4. IPUMS Account creation and exploration
The most natural place to go for data for your independent research project is the IPUMS website. For data related to demographics and labor market outcomes in the US economy, the best data is the CPS. This is the dataset that the government collects to calculate the monthly unemployment rate, and to measure trends in poverty, etc. You can access the raw data at https://cps.ipums.org/cps/. This problem has two parts.
NOTE: Please include and answer for (a) and (b) for each member of the team, not just one answer per team.
a – each member of your team should request an account to use IPUMS-CPS. For this part of the problem set, just verify that this has taken place. (it’s okay if the account has not yet been approved by the submission deadline.) Let us know in the problem set with a screen shot or something similar that this has taken place for each member of the team.
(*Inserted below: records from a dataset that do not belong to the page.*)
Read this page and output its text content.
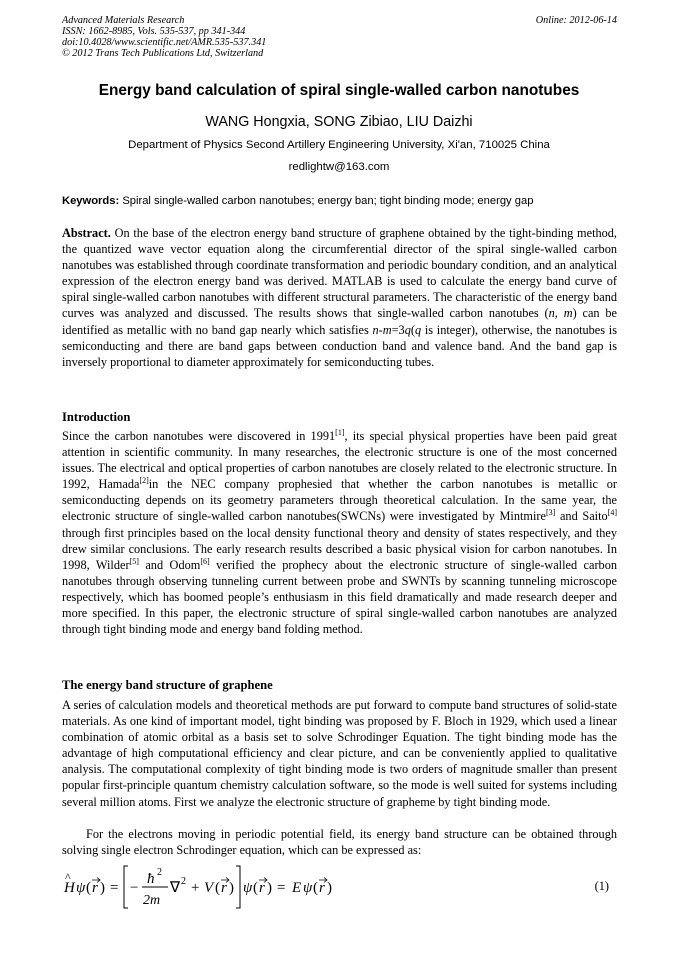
Advanced Materials Research
ISSN: 1662-8985, Vols. 535-537, pp 341-344
doi:10.4028/www.scientific.net/AMR.535-537.341
© 2012 Trans Tech Publications Ltd, Switzerland
Online: 2012-06-14
Energy band calculation of spiral single-walled carbon nanotubes
WANG Hongxia, SONG Zibiao, LIU Daizhi
Department of Physics Second Artillery Engineering University, Xi'an, 710025 China
redlightw@163.com
Keywords: Spiral single-walled carbon nanotubes; energy ban; tight binding mode; energy gap

Abstract. On the base of the electron energy band structure of graphene obtained by the tight-binding method, the quantized wave vector equation along the circumferential director of the spiral single-walled carbon nanotubes was established through coordinate transformation and periodic boundary condition, and an analytical expression of the electron energy band was derived. MATLAB is used to calculate the energy band curve of spiral single-walled carbon nanotubes with different structural parameters. The characteristic of the energy band curves was analyzed and discussed. The results shows that single-walled carbon nanotubes (n, m) can be identified as metallic with no band gap nearly which satisfies n-m=3q(q is integer), otherwise, the nanotubes is semiconducting and there are band gaps between conduction band and valence band. And the band gap is inversely proportional to diameter approximately for semiconducting tubes.

Introduction

Since the carbon nanotubes were discovered in 1991[1], its special physical properties have been paid great attention in scientific community. In many researches, the electronic structure is one of the most concerned issues. The electrical and optical properties of carbon nanotubes are closely related to the electronic structure. In 1992, Hamada[2]in the NEC company prophesied that whether the carbon nanotubes is metallic or semiconducting depends on its geometry parameters through theoretical calculation. In the same year, the electronic structure of single-walled carbon nanotubes(SWCNs) were investigated by Mintmire[3] and Saito[4] through first principles based on the local density functional theory and density of states respectively, and they drew similar conclusions. The early research results described a basic physical vision for carbon nanotubes. In 1998, Wilder[5] and Odom[6] verified the prophecy about the electronic structure of single-walled carbon nanotubes through observing tunneling current between probe and SWNTs by scanning tunneling microscope respectively, which has boomed people’s enthusiasm in this field dramatically and made research deeper and more specified. In this paper, the electronic structure of spiral single-walled carbon nanotubes are analyzed through tight binding mode and energy band folding method.

The energy band structure of graphene

A series of calculation models and theoretical methods are put forward to compute band structures of solid-state materials. As one kind of important model, tight binding was proposed by F. Bloch in 1929, which used a linear combination of atomic orbital as a basis set to solve Schrodinger Equation. The tight binding mode has the advantage of high computational efficiency and clear picture, and can be conveniently applied to qualitative analysis. The computational complexity of tight binding mode is two orders of magnitude smaller than present popular first-principle quantum chemistry calculation software, so the mode is well suited for systems including several million atoms. First we analyze the electronic structure of grapheme by tight binding mode.

For the electrons moving in periodic potential field, its energy band structure can be obtained through solving single electron Schrodinger equation, which can be expressed as:

H
^
ψ ( r ) = −
ħ 2
2m
∇ 2 + V ( r ) ψ ( r ) = E ψ ( r )	(1)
b – Each member of your team should browse the variable listings, and daydream/brainstorm what variables you would each like to explore. In particular, I’d like you to think of 1-4 “outcome variables” that you would like to predict, and 2-6 “predictor” variables that you would like to use to predict them. You can search for variables (and see for what years/months those variables are available) at https://cps.ipums.org/cps-action/variables/group . For this part of the problem, for each member of the team clearly indicate the “outcome” and “predictor” variables you are interested in, and provide a very brief motivation for why you think it would be interesting to examine relationships between these variables. Also, indicate what time periods and/or other sample restrictions that you would like to examine.